Over the past several weeks, as Republicans in the House of Representatives have developed their proposed legislation to make changes to the Affordable Care Act, much of the attention has been on the opposition to the bill from some of the chamber’s conservative members. As the bill moves closer to a scheduled vote in the House on March 23—and, if passed, heads from there to the Senate—a different group of members is also proving important to the bill’s fate: Republicans in the House with concerns about the legislation’s effects on their constituents. Paul Kane of the Washington Post recently called them the “sleeping giants of the Obamacare debate,” while Vox’s Andrew Prokop dubbed them (along with a set of potential allies in the Senate) the “Coverage Caucus.”
To understand why the Coverage Caucus is proving important to the bill’s ultimate prospects, it’s helpful to think about two ways that what happens in Congress can affect members’ electoral chances: by impacting the representative’s individual reputation and by shaping the party’s collective brand. The former can be informed by a wide range of factors, including one’s voting record, the ability to bring federal dollars to one’s district, and the provision of constituency service. The party’s shared reputation, meanwhile, is influenced not only by what it can produce in the way of legislation, but also by the degree to which it can draw clear distinctions from its partisan opponents. In addition, when a party controls both chambers of Congress and the White House, it bears particular responsibility for delivering legislative accomplishments and thus will prioritize getting things done.
In the contemporary Congress, for most members, actions that help their personal reputations and those that build the party brand are one and the same. This is in large part because congressional districts now are generally what Laurel Harbridge Yong describes as “well-sorted,” where a majority of voters support a given party, align themselves ideologically with that party, and support that party’s candidates for federal office. As a result, legislators do not often find themselves making trade-offs between what’s good for the party with what’s good for their constituents.
Just because this kind of cross-pressuring is relatively uncommon, however, doesn’t mean it never occurs and that it doesn’t matter when it does happen. The figure below illustrates which members might feel these kind of forces on the AHCA. It plots an estimate of the number of non-elderly adults who would lose coverage in each district as a result of the AHCA (from David Cutler and Emily Gee and published by the Center for American Progress) against the share of the two-party vote received by each House Republican in 2016 (courtesy of David Wasserman and colleagues at the Cook Political Report). (Note: Florida, North Carolina, and Virginia are excluded from the analysis because of data availability.) Red circles are districts that voted for Trump and blue squares are districts that voted for Clinton.

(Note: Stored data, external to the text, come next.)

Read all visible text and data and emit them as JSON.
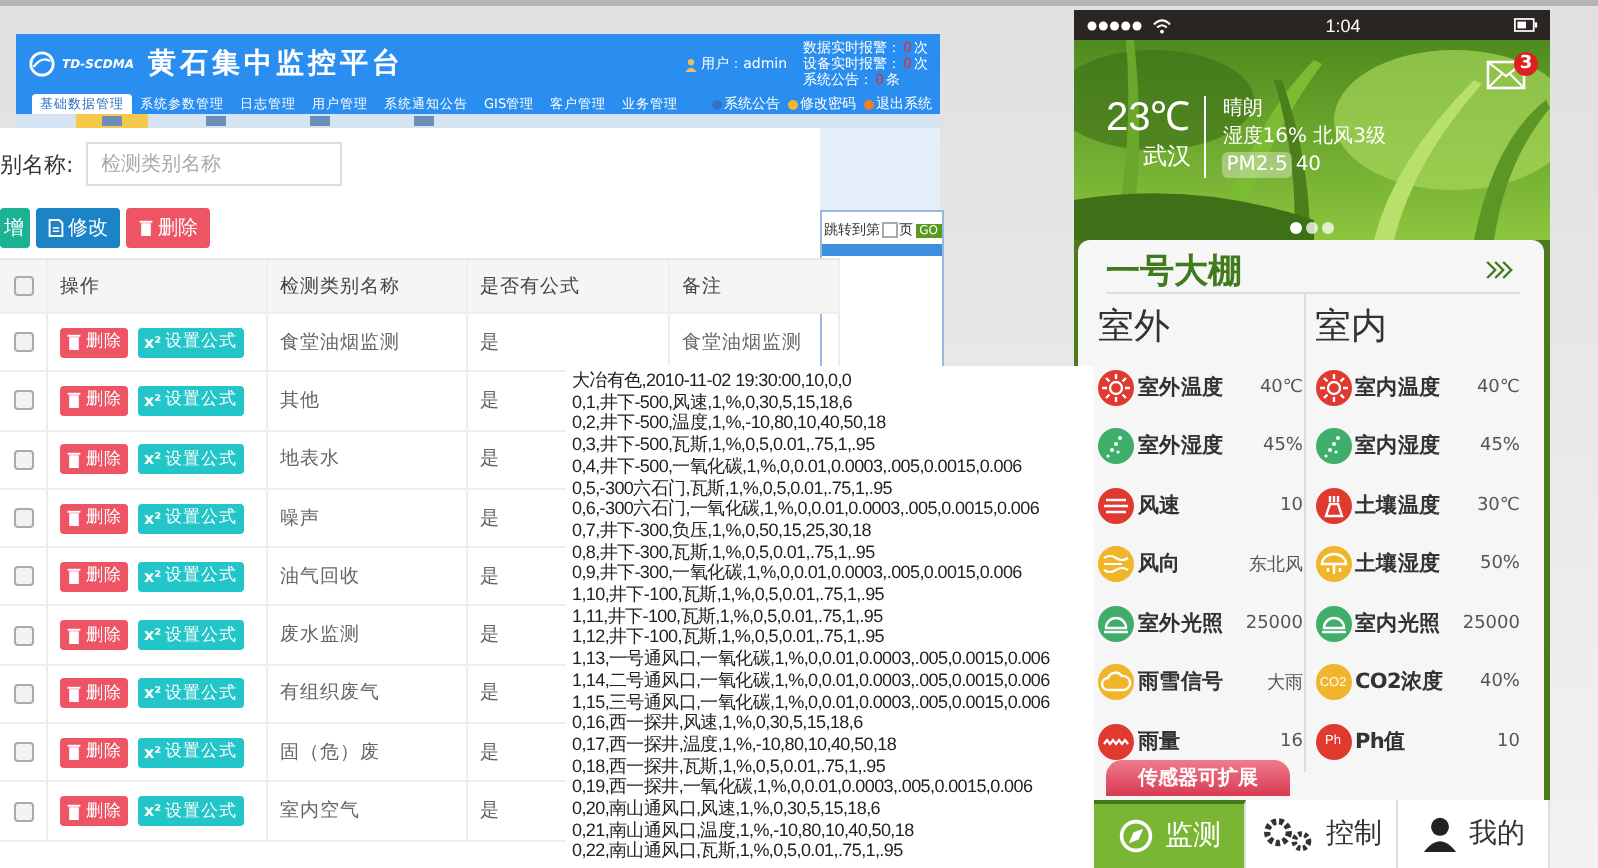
{
  "web_app": {
    "logo": "TD-SCDMA",
    "title": "黄石集中监控平台",
    "user": "用户：admin",
    "alerts": [
      {
        "label": "数据实时报警：",
        "count": "0",
        "unit": "次"
      },
      {
        "label": "设备实时报警：",
        "count": "0",
        "unit": "次"
      },
      {
        "label": "系统公告：",
        "count": "0",
        "unit": "条"
      }
    ],
    "nav": [
      {
        "label": "基础数据管理",
        "selected": true
      },
      {
        "label": "系统参数管理",
        "selected": false
      },
      {
        "label": "日志管理",
        "selected": false
      },
      {
        "label": "用户管理",
        "selected": false
      },
      {
        "label": "系统通知公告",
        "selected": false
      },
      {
        "label": "GIS管理",
        "selected": false
      },
      {
        "label": "客户管理",
        "selected": false
      },
      {
        "label": "业务管理",
        "selected": false
      }
    ],
    "links": [
      {
        "label": "系统公告",
        "color": "#3a6fc4"
      },
      {
        "label": "修改密码",
        "color": "#f2b632"
      },
      {
        "label": "退出系统",
        "color": "#f07f2a"
      }
    ],
    "toolbar": [
      {
        "selected": true
      },
      {
        "selected": false
      },
      {
        "selected": false
      },
      {
        "selected": false
      }
    ],
    "pager": {
      "jump_label": "跳转到第",
      "unit": "页",
      "go": "GO"
    },
    "search": {
      "label": "别名称:",
      "placeholder": "检测类别名称"
    },
    "actions": [
      {
        "kind": "add",
        "label": "增"
      },
      {
        "kind": "edit",
        "label": "修改"
      },
      {
        "kind": "delete",
        "label": "删除"
      }
    ],
    "table": {
      "all_checked": false,
      "columns": [
        "操作",
        "检测类别名称",
        "是否有公式",
        "备注"
      ],
      "rows": [
        {
          "checked": false,
          "delete": "删除",
          "formula_icon": "x²",
          "formula": "设置公式",
          "name": "食堂油烟监测",
          "has_formula": "是",
          "note": "食堂油烟监测"
        },
        {
          "checked": false,
          "delete": "删除",
          "formula_icon": "x²",
          "formula": "设置公式",
          "name": "其他",
          "has_formula": "是"
        },
        {
          "checked": false,
          "delete": "删除",
          "formula_icon": "x²",
          "formula": "设置公式",
          "name": "地表水",
          "has_formula": "是"
        },
        {
          "checked": false,
          "delete": "删除",
          "formula_icon": "x²",
          "formula": "设置公式",
          "name": "噪声",
          "has_formula": "是"
        },
        {
          "checked": false,
          "delete": "删除",
          "formula_icon": "x²",
          "formula": "设置公式",
          "name": "油气回收",
          "has_formula": "是"
        },
        {
          "checked": false,
          "delete": "删除",
          "formula_icon": "x²",
          "formula": "设置公式",
          "name": "废水监测",
          "has_formula": "是"
        },
        {
          "checked": false,
          "delete": "删除",
          "formula_icon": "x²",
          "formula": "设置公式",
          "name": "有组织废气",
          "has_formula": "是"
        },
        {
          "checked": false,
          "delete": "删除",
          "formula_icon": "x²",
          "formula": "设置公式",
          "name": "固（危）废",
          "has_formula": "是"
        },
        {
          "checked": false,
          "delete": "删除",
          "formula_icon": "x²",
          "formula": "设置公式",
          "name": "室内空气",
          "has_formula": "是"
        }
      ]
    }
  },
  "text_file": {
    "lines": [
      "大冶有色,2010-11-02 19:30:00,10,0,0",
      "0,1,井下-500,风速,1,%,0,30,5,15,18,6",
      "0,2,井下-500,温度,1,%,-10,80,10,40,50,18",
      "0,3,井下-500,瓦斯,1,%,0,5,0.01,.75,1,.95",
      "0,4,井下-500,一氧化碳,1,%,0,0.01,0.0003,.005,0.0015,0.006",
      "0,5,-300六石门,瓦斯,1,%,0,5,0.01,.75,1,.95",
      "0,6,-300六石门,一氧化碳,1,%,0,0.01,0.0003,.005,0.0015,0.006",
      "0,7,井下-300,负压,1,%,0,50,15,25,30,18",
      "0,8,井下-300,瓦斯,1,%,0,5,0.01,.75,1,.95",
      "0,9,井下-300,一氧化碳,1,%,0,0.01,0.0003,.005,0.0015,0.006",
      "1,10,井下-100,瓦斯,1,%,0,5,0.01,.75,1,.95",
      "1,11,井下-100,瓦斯,1,%,0,5,0.01,.75,1,.95",
      "1,12,井下-100,瓦斯,1,%,0,5,0.01,.75,1,.95",
      "1,13,一号通风口,一氧化碳,1,%,0,0.01,0.0003,.005,0.0015,0.006",
      "1,14,二号通风口,一氧化碳,1,%,0,0.01,0.0003,.005,0.0015,0.006",
      "1,15,三号通风口,一氧化碳,1,%,0,0.01,0.0003,.005,0.0015,0.006",
      "0,16,西一探井,风速,1,%,0,30,5,15,18,6",
      "0,17,西一探井,温度,1,%,-10,80,10,40,50,18",
      "0,18,西一探井,瓦斯,1,%,0,5,0.01,.75,1,.95",
      "0,19,西一探井,一氧化碳,1,%,0,0.01,0.0003,.005,0.0015,0.006",
      "0,20,南山通风口,风速,1,%,0,30,5,15,18,6",
      "0,21,南山通风口,温度,1,%,-10,80,10,40,50,18",
      "0,22,南山通风口,瓦斯,1,%,0,5,0.01,.75,1,.95"
    ]
  },
  "phone": {
    "time": "1:04",
    "mail_badge": "3",
    "weather": {
      "temperature": "23℃",
      "city": "武汉",
      "condition": "晴朗",
      "detail": "湿度16% 北风3级",
      "pm_label": "PM2.5",
      "pm_value": "40"
    },
    "pages": [
      {
        "selected": true
      },
      {
        "selected": false
      },
      {
        "selected": false
      }
    ],
    "card": {
      "title": "一号大棚",
      "columns": [
        {
          "heading": "室外",
          "sensors": [
            {
              "kind": "sun",
              "label": "室外温度",
              "value": "40℃",
              "color": "#e0392f"
            },
            {
              "kind": "drops",
              "label": "室外湿度",
              "value": "45%",
              "color": "#3fae6a"
            },
            {
              "kind": "wind",
              "label": "风速",
              "value": "10",
              "color": "#e0392f"
            },
            {
              "kind": "wave",
              "label": "风向",
              "value": "东北风",
              "color": "#f0b52a"
            },
            {
              "kind": "lamp",
              "label": "室外光照",
              "value": "25000",
              "color": "#3fae6a"
            },
            {
              "kind": "cloud",
              "label": "雨雪信号",
              "value": "大雨",
              "color": "#f0b52a"
            },
            {
              "kind": "rain",
              "label": "雨量",
              "value": "16",
              "color": "#e0392f"
            }
          ]
        },
        {
          "heading": "室内",
          "sensors": [
            {
              "kind": "sun",
              "label": "室内温度",
              "value": "40℃",
              "color": "#e0392f"
            },
            {
              "kind": "drops",
              "label": "室内湿度",
              "value": "45%",
              "color": "#3fae6a"
            },
            {
              "kind": "soil",
              "label": "土壤温度",
              "value": "30℃",
              "color": "#e0392f"
            },
            {
              "kind": "umbrella",
              "label": "土壤湿度",
              "value": "50%",
              "color": "#f0b52a"
            },
            {
              "kind": "lamp",
              "label": "室内光照",
              "value": "25000",
              "color": "#3fae6a"
            },
            {
              "kind": "text",
              "icon_text": "CO2",
              "label": "CO2浓度",
              "value": "40%",
              "color": "#f0b52a"
            },
            {
              "kind": "text",
              "icon_text": "Ph",
              "label": "Ph值",
              "value": "10",
              "color": "#e0392f"
            }
          ]
        }
      ]
    },
    "expand_button": "传感器可扩展",
    "tabs": [
      {
        "kind": "compass",
        "label": "监测",
        "selected": true
      },
      {
        "kind": "gears",
        "label": "控制",
        "selected": false
      },
      {
        "kind": "person",
        "label": "我的",
        "selected": false
      }
    ]
  }
}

One group of members who may face trade-offs with their votes are the 17 members from districts with expected coverage losses above the average for Republican districts (roughly 51,000) who either won their election with less than 60 percent of the vote in 2016 and/or saw Clinton win a majority of the presidential votes in their district. A second and perhaps more interesting group are New York’s Republican representatives, denoted as green triangles. Of the 20 Republican districts predicted to experience the most coverage losses in CAP’s analysis, four are in New York; the state’s other five are all also above the average for GOP seats. These acute constituency pressures may help explain why the House leadership added a Medicaid change specifically targeted at upstate New York to the bill; the provision could lead to reduction in voters’ property tax rates. With that language included, these cross-pressured members may be able to claim credit for something that helps their constituents, even if other parts of the bill ultimately make them worse off.

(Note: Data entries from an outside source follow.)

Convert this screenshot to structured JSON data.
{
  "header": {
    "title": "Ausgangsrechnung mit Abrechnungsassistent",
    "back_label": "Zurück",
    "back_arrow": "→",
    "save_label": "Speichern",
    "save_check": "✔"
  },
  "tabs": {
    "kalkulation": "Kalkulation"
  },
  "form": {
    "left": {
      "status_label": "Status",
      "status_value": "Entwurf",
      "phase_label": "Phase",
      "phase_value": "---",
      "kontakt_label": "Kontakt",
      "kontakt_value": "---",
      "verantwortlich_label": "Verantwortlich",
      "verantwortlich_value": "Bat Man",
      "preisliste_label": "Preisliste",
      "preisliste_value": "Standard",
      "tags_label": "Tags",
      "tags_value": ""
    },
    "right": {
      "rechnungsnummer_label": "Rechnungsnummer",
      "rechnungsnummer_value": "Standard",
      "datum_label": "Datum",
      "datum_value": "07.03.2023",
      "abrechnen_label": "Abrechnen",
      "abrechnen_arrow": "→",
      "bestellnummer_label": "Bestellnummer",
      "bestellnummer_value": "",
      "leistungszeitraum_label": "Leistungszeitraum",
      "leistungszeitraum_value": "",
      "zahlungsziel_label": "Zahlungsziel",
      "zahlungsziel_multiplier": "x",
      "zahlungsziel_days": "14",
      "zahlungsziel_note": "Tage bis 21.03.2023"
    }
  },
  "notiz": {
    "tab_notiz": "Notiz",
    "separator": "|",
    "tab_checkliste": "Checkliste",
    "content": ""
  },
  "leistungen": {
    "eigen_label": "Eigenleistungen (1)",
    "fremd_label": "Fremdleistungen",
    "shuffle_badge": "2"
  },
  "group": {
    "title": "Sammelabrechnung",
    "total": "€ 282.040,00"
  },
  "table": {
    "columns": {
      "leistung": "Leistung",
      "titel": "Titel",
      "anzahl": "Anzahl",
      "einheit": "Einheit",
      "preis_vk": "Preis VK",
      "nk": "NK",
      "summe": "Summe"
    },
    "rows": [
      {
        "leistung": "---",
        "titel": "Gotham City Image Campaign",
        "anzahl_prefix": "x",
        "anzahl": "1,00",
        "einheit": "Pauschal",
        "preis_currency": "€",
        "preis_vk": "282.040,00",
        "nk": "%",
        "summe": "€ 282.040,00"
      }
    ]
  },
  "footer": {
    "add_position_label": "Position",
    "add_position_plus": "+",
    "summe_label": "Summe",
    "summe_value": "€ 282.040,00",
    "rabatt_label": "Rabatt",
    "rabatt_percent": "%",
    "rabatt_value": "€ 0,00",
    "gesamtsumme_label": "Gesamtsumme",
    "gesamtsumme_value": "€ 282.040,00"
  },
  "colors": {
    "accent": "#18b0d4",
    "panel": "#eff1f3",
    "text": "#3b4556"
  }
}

As I wrote before Trump’s address to Congress in February, political science research has found that the ability of the president to persuade members of Congress to do things they might otherwise avoid depends, in part, on his approval rating. Trump’s overall approval numbers remain low, so appeals to the president’s popularity may do little to assuage the concerns of legislators like the 23 Republicans who represent districts that voted for Hillary Clinton. (The fact that Trump remains popular among Republican identifiers, meanwhile, may be part of what helps bring some reluctant conservatives on board with the bill.)

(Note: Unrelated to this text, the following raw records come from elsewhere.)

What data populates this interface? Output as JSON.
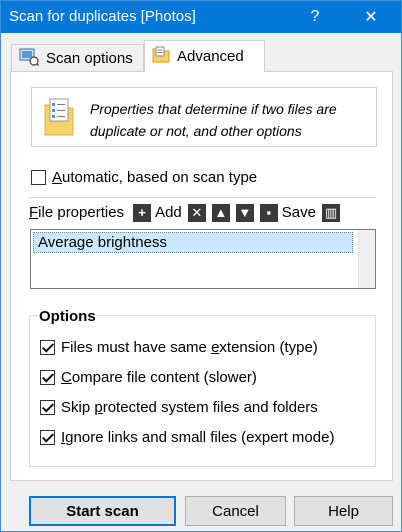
{
  "window": {
    "title": "Scan for duplicates [Photos]",
    "help_glyph": "?",
    "close_glyph": "✕"
  },
  "tabs": [
    {
      "label": "Scan options",
      "icon": "scan-options-icon",
      "selected": false
    },
    {
      "label": "Advanced",
      "icon": "folder-settings-icon",
      "selected": true
    }
  ],
  "info": {
    "icon": "document-list-icon",
    "text": "Properties that determine if two files are duplicate or not, and other options"
  },
  "automatic": {
    "label_prefix": "A",
    "label_rest": "utomatic, based on scan type",
    "checked": false
  },
  "toolbar": {
    "label_prefix": "F",
    "label_rest": "ile properties",
    "add_label": "Add",
    "save_label": "Save",
    "add_glyph": "+",
    "remove_glyph": "✕",
    "up_glyph": "▲",
    "down_glyph": "▼",
    "save_glyph": "▪",
    "delete_glyph": "▥"
  },
  "file_properties": {
    "items": [
      "Average brightness"
    ]
  },
  "options": {
    "legend": "Options",
    "items": [
      {
        "before": "Files must have same ",
        "key": "e",
        "after": "xtension (type)",
        "checked": true
      },
      {
        "before": "",
        "key": "C",
        "after": "ompare file content (slower)",
        "checked": true
      },
      {
        "before": "Skip ",
        "key": "p",
        "after": "rotected system files and folders",
        "checked": true
      },
      {
        "before": "",
        "key": "I",
        "after": "gnore links and small files (expert mode)",
        "checked": true
      }
    ]
  },
  "buttons": {
    "start": "Start scan",
    "cancel": "Cancel",
    "help": "Help"
  },
  "colors": {
    "title_bar": "#0078d7",
    "selection": "#cce8ff",
    "default_button_border": "#0078d7"
  }
}
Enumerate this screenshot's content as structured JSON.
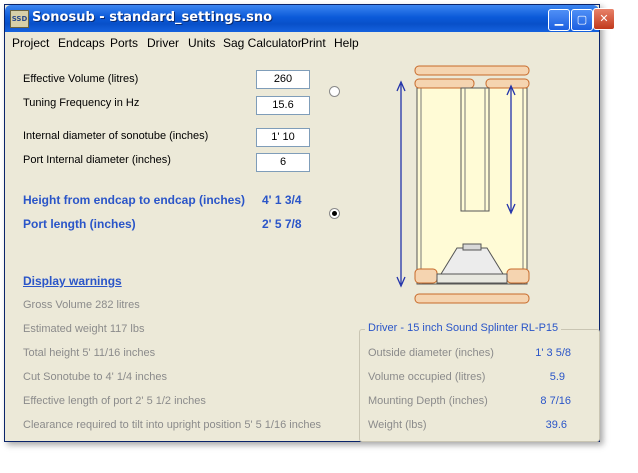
{
  "window": {
    "title": "Sonosub - standard_settings.sno",
    "icon_text": "SSD",
    "min_glyph": "▁",
    "max_glyph": "▢",
    "close_glyph": "✕"
  },
  "menu": [
    "Project",
    "Endcaps",
    "Ports",
    "Driver",
    "Units",
    "Sag Calculator",
    "Print",
    "Help"
  ],
  "inputs": {
    "effective_volume": {
      "label": "Effective Volume (litres)",
      "value": "260"
    },
    "tuning_frequency": {
      "label": "Tuning Frequency in Hz",
      "value": "15.6"
    },
    "internal_diameter": {
      "label": "Internal diameter of sonotube (inches)",
      "value": "1' 10"
    },
    "port_diameter": {
      "label": "Port Internal diameter (inches)",
      "value": "6"
    }
  },
  "results": {
    "height": {
      "label": "Height from endcap to endcap (inches)",
      "value": "4' 1 3/4"
    },
    "port_length": {
      "label": "Port length (inches)",
      "value": "2' 5 7/8"
    }
  },
  "warnings": {
    "title": "Display warnings",
    "items": [
      "Gross Volume  282 litres",
      "Estimated weight  117 lbs",
      "Total height 5' 11/16 inches",
      "Cut Sonotube to  4' 1/4 inches",
      "Effective length of port 2' 5 1/2 inches",
      "Clearance required to tilt into upright position 5' 5 1/16 inches"
    ]
  },
  "driver": {
    "title": "Driver - 15 inch Sound Splinter RL-P15",
    "rows": [
      {
        "label": "Outside diameter (inches)",
        "value": "1' 3 5/8"
      },
      {
        "label": "Volume occupied (litres)",
        "value": "5.9"
      },
      {
        "label": "Mounting Depth (inches)",
        "value": "8 7/16"
      },
      {
        "label": "Weight (lbs)",
        "value": "39.6"
      }
    ]
  },
  "colors": {
    "accent": "#2a55c8",
    "tube_fill": "#fffbd6",
    "cap_fill": "#f5d4b0",
    "cap_stroke": "#c86a2a"
  }
}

In the end, many potential Coverage Caucus members may vote for the AHCA; in addition to the New Yorkers targeted by the state-specific Medicaid provision, several other moderates announced their support after changes to the bill in the form of a manager’s amendment were released. Alternatively, if a sufficient number of the bill’s conservative critics are ultimately persuaded to vote for the bill, the Coverage Caucus’s objections may not matter for the measure’s ultimate prospects. Given the skepticism of some similarly situated Senate colleagues, however, constituency-based concerns from members may continue to play a significant role in the legislation’s ultimate fate.